Surinder Singh
Sep 16, 20204 min
There are different rules to keep record for self employed/sole traders and limited companies. As a self employed individual you must keep a record of your income and expenditures related to your business activities.
There are different ways to record your business income and expenditure. You can use software's such as Sage, Xero, Quickbooks etc.
If your transactions quantity is less than 100 a month. You can also use excel which is cheaper than buying software subscriptions.
You can also consult an accountant such as S K Punia Accountants who will be able to set up a excel spreadsheet with formulas and layout.
Whichever the system you chose it is important to set it up in beginning of your financial year. It will allow you to manage your accounting record in timely manners.
Try to update your records weekly or monthly. With my experience, I have seen many self employed leave it to the end and unable to provide the information to their accountant before the year end filling date and panic.
Updating your record weekly will not only help to see your expenditure and income status, It will also save you money as accountant will charge you less money for doing your bookkeeping.
There are two ways to record your income and expenditure.

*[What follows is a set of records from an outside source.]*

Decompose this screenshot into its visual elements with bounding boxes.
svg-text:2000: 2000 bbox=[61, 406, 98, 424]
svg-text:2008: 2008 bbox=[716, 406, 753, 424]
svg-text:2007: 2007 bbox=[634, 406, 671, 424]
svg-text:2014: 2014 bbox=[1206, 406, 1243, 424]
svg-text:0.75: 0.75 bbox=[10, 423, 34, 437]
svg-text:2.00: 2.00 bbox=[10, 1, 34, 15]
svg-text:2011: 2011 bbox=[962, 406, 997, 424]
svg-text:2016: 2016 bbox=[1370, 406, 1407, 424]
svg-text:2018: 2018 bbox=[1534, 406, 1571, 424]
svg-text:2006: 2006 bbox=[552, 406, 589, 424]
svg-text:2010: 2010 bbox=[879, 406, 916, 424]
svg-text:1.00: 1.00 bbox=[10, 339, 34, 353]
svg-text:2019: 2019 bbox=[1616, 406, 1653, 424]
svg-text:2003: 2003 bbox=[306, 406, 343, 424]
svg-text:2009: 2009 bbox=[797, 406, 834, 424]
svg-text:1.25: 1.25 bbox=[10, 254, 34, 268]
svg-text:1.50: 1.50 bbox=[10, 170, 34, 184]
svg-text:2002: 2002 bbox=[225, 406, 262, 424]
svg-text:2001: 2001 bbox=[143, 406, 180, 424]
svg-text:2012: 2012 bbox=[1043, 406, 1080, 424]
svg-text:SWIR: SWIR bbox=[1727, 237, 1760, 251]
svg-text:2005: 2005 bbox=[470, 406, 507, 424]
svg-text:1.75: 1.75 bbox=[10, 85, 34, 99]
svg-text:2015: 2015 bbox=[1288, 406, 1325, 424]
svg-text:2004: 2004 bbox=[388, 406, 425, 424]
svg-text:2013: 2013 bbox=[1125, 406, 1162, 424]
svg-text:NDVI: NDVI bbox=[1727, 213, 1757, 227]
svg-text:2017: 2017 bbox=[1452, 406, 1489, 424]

In Traditional accounting, you record your income and expenditure on date when the invoices or receipts were issued. For example 'S K Punia Accountants' issued an invoice for VAT return service on 20th March 2020 and payment was received on 25th May 2020.

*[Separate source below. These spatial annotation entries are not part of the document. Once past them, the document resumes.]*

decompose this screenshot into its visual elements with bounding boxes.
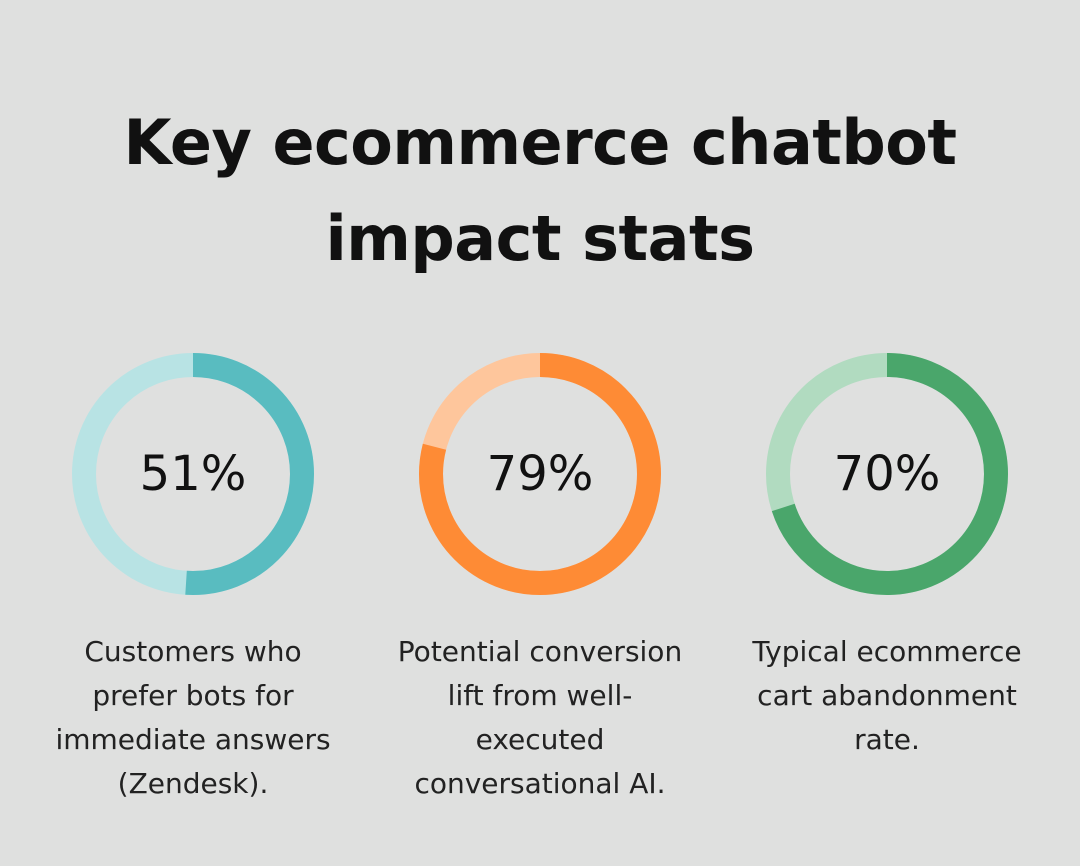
donut-value-label: 51% [140, 446, 247, 502]
caption-line: rate. [854, 723, 920, 756]
caption-line: executed [475, 723, 605, 756]
caption-line: prefer bots for [92, 679, 294, 712]
title-line: Key ecommerce chatbot [123, 106, 957, 179]
stat-caption: Potential conversion lift from well- exe… [390, 630, 690, 806]
stat-caption: Customers who prefer bots for immediate … [43, 630, 343, 806]
caption-line: immediate answers [55, 723, 331, 756]
stat-card: 79% Potential conversion lift from well-… [390, 352, 690, 800]
stat-card: 70% Typical ecommerce cart abandonment r… [737, 352, 1037, 756]
caption-line: (Zendesk). [117, 767, 269, 800]
caption-line: lift from well- [447, 679, 633, 712]
stat-card: 51% Customers who prefer bots for immedi… [43, 352, 343, 800]
caption-line: Typical ecommerce [752, 635, 1022, 668]
page-title: Key ecommerce chatbot impact stats [0, 95, 1080, 287]
caption-line: cart abandonment [757, 679, 1017, 712]
donut-value-arc [419, 353, 661, 595]
donut-chart: 79% [419, 353, 661, 595]
caption-line: conversational AI. [414, 767, 666, 800]
donut-value-arc [72, 353, 314, 595]
donut-chart: 51% [72, 353, 314, 595]
title-line: impact stats [325, 202, 755, 275]
donut-value-label: 79% [487, 446, 594, 502]
donut-value-label: 70% [834, 446, 941, 502]
donut-chart: 70% [766, 353, 1008, 595]
stat-caption: Typical ecommerce cart abandonment rate. [737, 630, 1037, 762]
caption-line: Customers who [84, 635, 302, 668]
caption-line: Potential conversion [397, 635, 683, 668]
donut-value-arc [766, 353, 1008, 595]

Under traditional accounting, the income will be reported in accounting period ending 05th April 2020 as the invoice was issued on 20th March 2020
Under cash basis accounting any income and expenditure is recorded when it is actually paid or received. in above example of VAT return service was paid on 25th May 2020. Under cash basis accounting method, the income will be reported in 05th April 2021 return.

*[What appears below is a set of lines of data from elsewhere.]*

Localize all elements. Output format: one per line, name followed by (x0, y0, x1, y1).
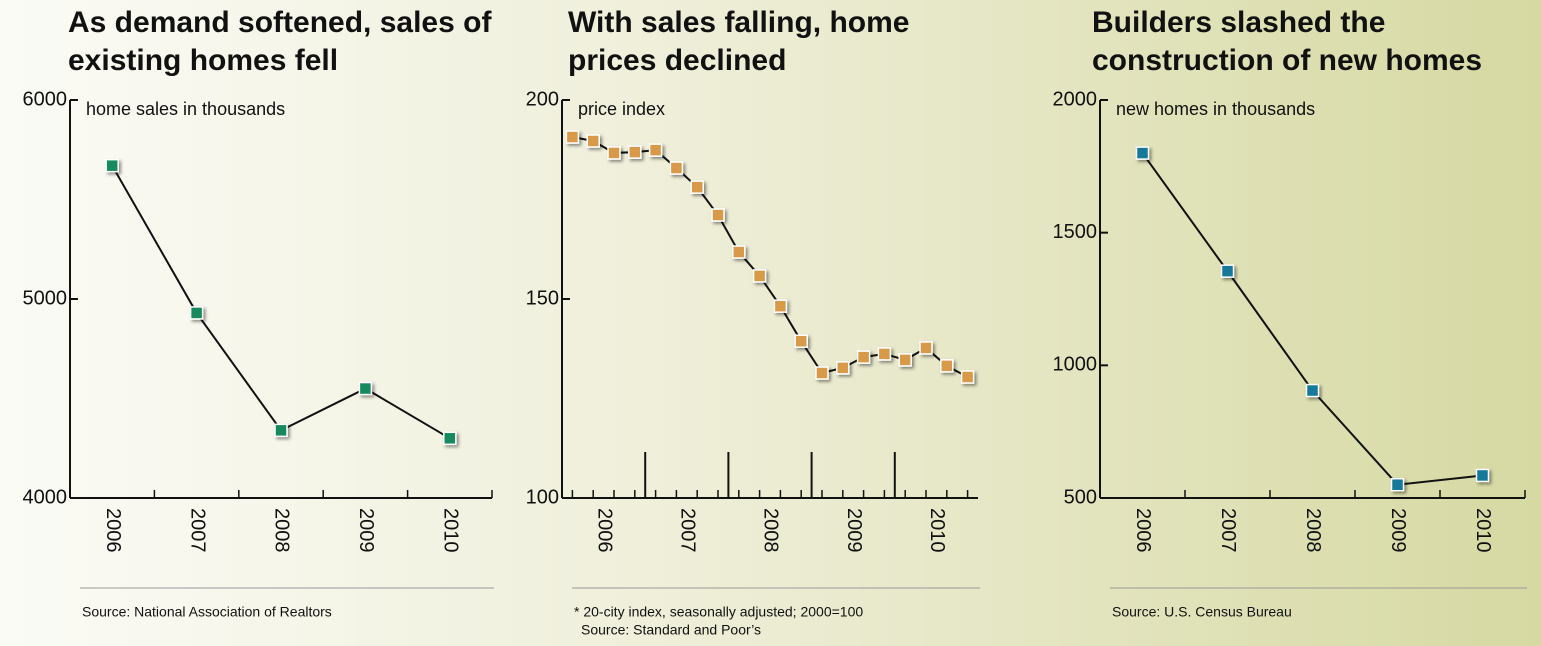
x-tick-label: 2008 (760, 508, 782, 553)
source-note: Source: U.S. Census Bureau (1112, 604, 1292, 620)
marker (669, 161, 684, 175)
y-tick-label: 4000 (23, 486, 68, 508)
axis-annotation: home sales in thousands (86, 99, 285, 119)
x-tick-label: 2006 (593, 508, 615, 553)
marker (648, 143, 663, 157)
marker (443, 431, 457, 446)
marker (856, 350, 871, 364)
marker (1390, 477, 1405, 492)
marker (565, 130, 580, 144)
marker (752, 269, 767, 283)
marker (358, 381, 373, 396)
series-line (111, 165, 451, 440)
y-tick-label: 5000 (23, 287, 68, 309)
x-tick-label: 2008 (1302, 508, 1324, 553)
x-tick-label: 2009 (355, 508, 377, 553)
marker (919, 341, 933, 355)
marker (960, 370, 975, 384)
source-note: Source: Standard and Poor’s (581, 622, 761, 638)
y-tick-label: 2000 (1053, 88, 1098, 110)
axis-annotation: new homes in thousands (1116, 99, 1315, 119)
marker (690, 180, 704, 194)
x-tick-label: 2010 (1472, 508, 1494, 553)
y-tick-label: 500 (1064, 486, 1097, 508)
marker (1475, 468, 1490, 483)
x-tick-label: 2008 (271, 508, 293, 553)
marker (586, 134, 600, 148)
chart-title: As demand softened, sales of existing ho… (68, 6, 492, 77)
marker (898, 353, 912, 367)
marker (1135, 146, 1150, 160)
y-tick-label: 1000 (1053, 354, 1098, 376)
marker (105, 158, 119, 173)
x-tick-label: 2006 (102, 508, 124, 553)
marker (189, 306, 204, 320)
y-tick-label: 1500 (1053, 221, 1098, 243)
series-line (1141, 152, 1483, 486)
x-tick-label: 2010 (440, 508, 462, 553)
y-tick-label: 100 (526, 486, 559, 508)
x-tick-label: 2006 (1132, 508, 1154, 553)
chart-title: Builders slashed the construction of new… (1092, 6, 1483, 77)
marker (877, 347, 892, 361)
marker (794, 334, 808, 348)
x-tick-label: 2010 (926, 508, 948, 553)
marker (815, 366, 829, 380)
x-tick-label: 2009 (1387, 508, 1409, 553)
chart-title: With sales falling, home prices declined (568, 6, 910, 77)
y-tick-label: 150 (526, 287, 559, 309)
marker (607, 146, 621, 160)
marker (732, 245, 746, 259)
marker (940, 359, 954, 373)
x-tick-label: 2007 (186, 508, 208, 553)
x-tick-label: 2009 (843, 508, 865, 553)
marker (274, 423, 288, 438)
marker (628, 145, 642, 159)
marker (773, 299, 788, 313)
marker (1305, 383, 1320, 398)
marker (1220, 264, 1235, 278)
y-tick-label: 200 (526, 88, 559, 110)
series-line (572, 136, 969, 378)
x-tick-label: 2007 (677, 508, 699, 553)
x-tick-label: 2007 (1217, 508, 1239, 553)
source-note: * 20-city index, seasonally adjusted; 20… (574, 604, 863, 620)
source-note: Source: National Association of Realtors (82, 604, 332, 620)
axis-annotation: price index (578, 99, 665, 119)
marker (711, 208, 725, 222)
marker (836, 361, 850, 375)
y-tick-label: 6000 (23, 88, 68, 110)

Most self employed who are struggling with cash flow use cash basis accounting scheme.
However, to use cash basis accounting your turnover need to be less than or equal to £150,000.
If your turnover is less than £85,000 you do not need to register for VAT. However, some self employed individuals do register their business for VAT on voluntary basis. There are different reasons for voluntary registration and depend on individual circumstances.
It is not necessary for self employed whose turnover is under £85,000 to keep record digitally. HMRC has introduced making tax digital policy which require VAT registered business to submit VAT return by using software from April 2019.
By April 2022 MTD will be compulsory for business under VAT threshold and by April 2023, it will be compulsory for individuals who file tax return for business or property income of more than £10,000.
It is clear from HMRC MTD policy , by 2023 all the self employed going to be switch onto MTD platform.
It is good practice to start thinking about keeping your record digitally
It is not necessary at this stage to keep the receipt or invoices digitally but it is good practice to move forward the digital age.
HMRC require you to keep copies of all your expenditures and receipts up to 6 years. Six years of your business accounting record can take a lot of space in your premises. To save space you can take picture of your bill/receipt or scan the front and back page.
It will allow you to store your data electronically.
You should keep original copies of P45, P60 & certificate of tax deductions.
It is normal for self employed to use their own vehicles for their business use. There are two ways you can claim the expenses. You can claim on actual costs basis or flat rate basis. HMRC allow 10000 miles @ 45 pence to be claimed on mileage which is flat rate method.
You can also use the actual costs basis such as fuel cost, cleaning cost etc. If you use your home as your office you can claim expenses incurred such as heating and electricity cost.
Just make sure you can split and able to prove to HMRC the expenses claimed do belong to business use.
You should provide bank statements It is good practice to use separate bank account for your business use.
Any receipts you issued to your customers.
customers invoices and supplier invoices.
Any BACS or bank transfer details.
Any credit and debit card statements.
Cheque book stubs and mileage records.
Any software you used to enter the transactions or excel sheet.
I hope the above tips are helpful. It is good idea to get in touch with your accountant earlier as they can provide you valuable advice. If you can afford try to get management accounts on monthly basis it will assist you to understand your business performance better.